Auto-Apply Recommendations

Auto-apply recommendations are a feature provided by both Google and Microsoft Ads which allows the search engine to automatically apply a variety of changes to your ad campaigns, including adding new keywords, without any further permission from the advertiser once an option has been selected.

Auto-Apply Recommendations

The ad platform selects automatically applied keywords from various places, including ad copy text, display URLs, landing page headlines and copy, related terms, and typos. In other words, Google and Microsoft Ads can show ads on keywords that your affiliate did not intend to sponsor by auto-applying new keywords.

Unfortunately, a searcher cannot control the match-type trigger for paid ads. Instead, the search engine governs this. This means that when you search for your brand and an affiliate’s ad shows up, you can’t tell whether the ad is being shown because they’re targeting your brand keyword or because they’ve selected broad match keywords (or had one auto-applied) which Google is matching against your brand keyword.

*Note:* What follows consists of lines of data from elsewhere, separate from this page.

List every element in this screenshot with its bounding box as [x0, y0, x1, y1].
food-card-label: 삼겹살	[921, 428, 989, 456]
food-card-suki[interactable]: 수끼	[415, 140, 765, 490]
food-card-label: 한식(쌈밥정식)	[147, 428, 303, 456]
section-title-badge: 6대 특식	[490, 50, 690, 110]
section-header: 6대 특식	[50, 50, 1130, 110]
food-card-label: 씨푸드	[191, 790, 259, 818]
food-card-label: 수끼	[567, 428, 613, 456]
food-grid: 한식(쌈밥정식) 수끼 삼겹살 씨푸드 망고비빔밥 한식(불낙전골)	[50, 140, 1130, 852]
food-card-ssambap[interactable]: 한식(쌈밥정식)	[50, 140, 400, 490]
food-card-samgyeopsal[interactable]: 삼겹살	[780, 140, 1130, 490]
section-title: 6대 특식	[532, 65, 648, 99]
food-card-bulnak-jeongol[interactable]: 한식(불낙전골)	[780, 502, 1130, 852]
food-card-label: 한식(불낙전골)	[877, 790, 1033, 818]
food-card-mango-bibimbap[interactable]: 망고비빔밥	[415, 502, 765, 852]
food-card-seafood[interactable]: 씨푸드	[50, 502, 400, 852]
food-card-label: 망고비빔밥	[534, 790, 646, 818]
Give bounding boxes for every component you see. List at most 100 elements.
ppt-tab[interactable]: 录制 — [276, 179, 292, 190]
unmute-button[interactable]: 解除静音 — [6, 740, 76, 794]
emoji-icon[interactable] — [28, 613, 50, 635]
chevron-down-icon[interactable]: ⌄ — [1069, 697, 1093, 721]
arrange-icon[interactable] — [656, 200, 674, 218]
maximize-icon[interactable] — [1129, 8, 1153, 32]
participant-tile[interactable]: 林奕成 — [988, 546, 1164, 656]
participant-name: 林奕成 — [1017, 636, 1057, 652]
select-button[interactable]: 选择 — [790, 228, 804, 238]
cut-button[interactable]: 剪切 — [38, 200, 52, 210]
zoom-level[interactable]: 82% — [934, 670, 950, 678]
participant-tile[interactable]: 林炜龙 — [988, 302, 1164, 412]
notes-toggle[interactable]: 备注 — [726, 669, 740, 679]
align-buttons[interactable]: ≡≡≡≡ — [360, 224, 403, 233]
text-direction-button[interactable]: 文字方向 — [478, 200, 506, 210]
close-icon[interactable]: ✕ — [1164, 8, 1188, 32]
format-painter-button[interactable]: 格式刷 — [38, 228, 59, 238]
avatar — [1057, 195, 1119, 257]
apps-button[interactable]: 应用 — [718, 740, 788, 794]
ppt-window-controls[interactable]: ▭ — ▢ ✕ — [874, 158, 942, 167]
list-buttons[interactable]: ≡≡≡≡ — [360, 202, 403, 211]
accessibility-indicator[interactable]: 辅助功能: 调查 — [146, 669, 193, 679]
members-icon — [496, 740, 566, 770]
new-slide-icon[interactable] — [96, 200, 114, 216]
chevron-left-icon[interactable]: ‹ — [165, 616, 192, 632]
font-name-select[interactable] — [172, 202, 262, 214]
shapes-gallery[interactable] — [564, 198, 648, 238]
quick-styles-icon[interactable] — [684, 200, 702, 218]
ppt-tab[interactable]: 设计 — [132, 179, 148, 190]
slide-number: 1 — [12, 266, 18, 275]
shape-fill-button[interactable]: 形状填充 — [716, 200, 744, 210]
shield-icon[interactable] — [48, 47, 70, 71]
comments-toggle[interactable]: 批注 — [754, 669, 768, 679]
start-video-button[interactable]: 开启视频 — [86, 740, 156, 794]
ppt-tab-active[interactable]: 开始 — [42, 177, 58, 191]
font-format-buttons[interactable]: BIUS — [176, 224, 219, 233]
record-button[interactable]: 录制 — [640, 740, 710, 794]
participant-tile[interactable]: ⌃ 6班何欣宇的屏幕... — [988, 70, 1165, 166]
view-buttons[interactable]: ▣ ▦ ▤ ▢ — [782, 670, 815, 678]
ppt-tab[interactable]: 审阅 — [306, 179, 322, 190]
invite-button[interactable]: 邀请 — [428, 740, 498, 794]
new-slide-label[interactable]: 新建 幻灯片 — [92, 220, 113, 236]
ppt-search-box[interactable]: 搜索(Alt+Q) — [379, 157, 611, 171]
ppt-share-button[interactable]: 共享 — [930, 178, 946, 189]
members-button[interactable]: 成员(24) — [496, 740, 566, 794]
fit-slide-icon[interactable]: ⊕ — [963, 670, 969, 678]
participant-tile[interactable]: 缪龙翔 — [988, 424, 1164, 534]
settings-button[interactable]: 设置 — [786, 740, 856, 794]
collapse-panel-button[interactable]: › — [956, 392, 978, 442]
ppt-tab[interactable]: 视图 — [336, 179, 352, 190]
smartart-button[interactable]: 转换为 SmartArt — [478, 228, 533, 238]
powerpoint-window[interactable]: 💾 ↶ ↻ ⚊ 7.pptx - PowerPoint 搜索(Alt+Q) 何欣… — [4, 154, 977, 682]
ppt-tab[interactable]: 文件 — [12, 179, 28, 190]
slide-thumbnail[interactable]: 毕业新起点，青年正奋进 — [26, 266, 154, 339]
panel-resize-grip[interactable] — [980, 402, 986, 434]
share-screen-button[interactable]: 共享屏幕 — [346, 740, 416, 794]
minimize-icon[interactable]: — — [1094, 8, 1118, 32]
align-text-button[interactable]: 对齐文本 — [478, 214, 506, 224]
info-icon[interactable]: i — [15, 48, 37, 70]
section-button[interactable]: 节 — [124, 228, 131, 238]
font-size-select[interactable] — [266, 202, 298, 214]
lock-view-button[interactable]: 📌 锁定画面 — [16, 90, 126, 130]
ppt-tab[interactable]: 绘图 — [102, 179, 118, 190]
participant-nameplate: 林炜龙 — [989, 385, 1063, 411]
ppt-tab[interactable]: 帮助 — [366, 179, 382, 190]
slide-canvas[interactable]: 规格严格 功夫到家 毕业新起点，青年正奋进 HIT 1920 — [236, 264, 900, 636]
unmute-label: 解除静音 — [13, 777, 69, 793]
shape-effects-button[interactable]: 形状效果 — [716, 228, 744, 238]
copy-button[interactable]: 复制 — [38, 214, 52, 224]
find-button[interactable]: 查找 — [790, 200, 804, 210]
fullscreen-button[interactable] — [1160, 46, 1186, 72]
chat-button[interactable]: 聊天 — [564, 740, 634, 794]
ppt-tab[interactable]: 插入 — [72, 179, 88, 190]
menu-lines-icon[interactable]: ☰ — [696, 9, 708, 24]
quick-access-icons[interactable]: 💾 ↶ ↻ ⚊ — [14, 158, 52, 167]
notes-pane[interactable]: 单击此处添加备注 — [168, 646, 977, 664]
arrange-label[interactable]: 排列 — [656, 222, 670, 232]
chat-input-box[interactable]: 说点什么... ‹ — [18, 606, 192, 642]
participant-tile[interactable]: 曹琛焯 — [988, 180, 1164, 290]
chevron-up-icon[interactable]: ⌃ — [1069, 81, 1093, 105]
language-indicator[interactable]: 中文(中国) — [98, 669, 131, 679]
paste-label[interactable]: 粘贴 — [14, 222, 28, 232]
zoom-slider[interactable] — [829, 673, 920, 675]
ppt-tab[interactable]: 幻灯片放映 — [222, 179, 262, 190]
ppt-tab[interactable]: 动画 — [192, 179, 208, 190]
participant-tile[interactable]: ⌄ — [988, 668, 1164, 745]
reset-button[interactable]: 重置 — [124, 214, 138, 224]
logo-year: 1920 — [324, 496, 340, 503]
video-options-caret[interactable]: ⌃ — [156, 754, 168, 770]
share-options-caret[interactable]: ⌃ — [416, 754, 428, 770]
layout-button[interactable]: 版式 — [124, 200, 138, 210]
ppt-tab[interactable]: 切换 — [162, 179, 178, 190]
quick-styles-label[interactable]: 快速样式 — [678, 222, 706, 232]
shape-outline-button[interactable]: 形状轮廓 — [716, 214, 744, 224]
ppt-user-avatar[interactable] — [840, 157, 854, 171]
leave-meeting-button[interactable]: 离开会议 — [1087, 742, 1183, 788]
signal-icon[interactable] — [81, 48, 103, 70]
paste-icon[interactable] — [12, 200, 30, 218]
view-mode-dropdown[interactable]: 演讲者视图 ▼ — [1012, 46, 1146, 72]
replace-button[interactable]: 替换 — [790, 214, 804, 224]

How To Identify Whether an Affiliate Is Intentionally Targeting Your Brand Keywords

Marketers must look for other evidence to determine whether brand bidding has intentionally occurred. Ways to do so include:
  1. Your Brand is the Keyword. First, look to see if there are any instances where the affiliate’s ads appear for searches for just your brand name, including typos and variations with and without the “.com” extension. In addition, look to see if this is happening with your brand-plus terms (e.g. brand + product name, brand + “review,” brand + “sale”, and so on). If the affiliate’s ad shows up for a variety of these different searches, then you can be more confident that they are intentionally bidding on your brand keywords.
  2. Your Brand Appears in Redirects & Landing URLs. Review all URLs that lead to the landing page, including the display URL, the destination URL, all redirects, and the final landing page URL. If your website URL or brand name appears in any of these URLs, then it is very likely that the affiliate is bidding on your brand terms.
  3. Look for Keyword Tagging. Affiliates often embed either the keyword or the category of the keyword (e.g. ad group) into a tracking parameter in the URL string to track the source of the traffic. Keyword tracking parameters can either be dynamic (inserted by the search engine using a variable) or fixed (inserted by the affiliate at the time of ad creation). For example, Google uses the tag {keyword} to show the sponsored keyword (not the search query) that triggered the ad.
  4. Look for Bold Text in the Ad. Ad text appears bolded when that exact text is included in both the search phrase and the ad. Therefore, look for the non-brand part of the search term. If there is ad text that matches the non-brand portion of the search phrase and it is not in bold, then the affiliate’s ad matches your brand keyword.
  5. Look For Your Brand in Ad Copy. If your brand is included in the ad copy, the affiliate likely intended their ad to appear for searches of your brand name.
  6. Monitor the Phrase Without Your Brand. Remove your brand from the phrase and see if the affiliate shows up with the identical ad copy on the non-branded version. You can be sure the brand was the intended target if the answer is no. If the answer is yes, then you will need to do more to determine if the affiliate is bidding on your brand and related generic terms.
Determining the likelihood of the affiliate’s intention to brand bid is essential in effectively managing your brand. Broad match, phrase match, and auto-applied keywords can muddy this process. But by following the steps above, you can determine with a reasonable degree of confidence whether an affiliate is acting in bad faith or if they are, at worst, inadvertently and unintentionally bidding on your branded terms.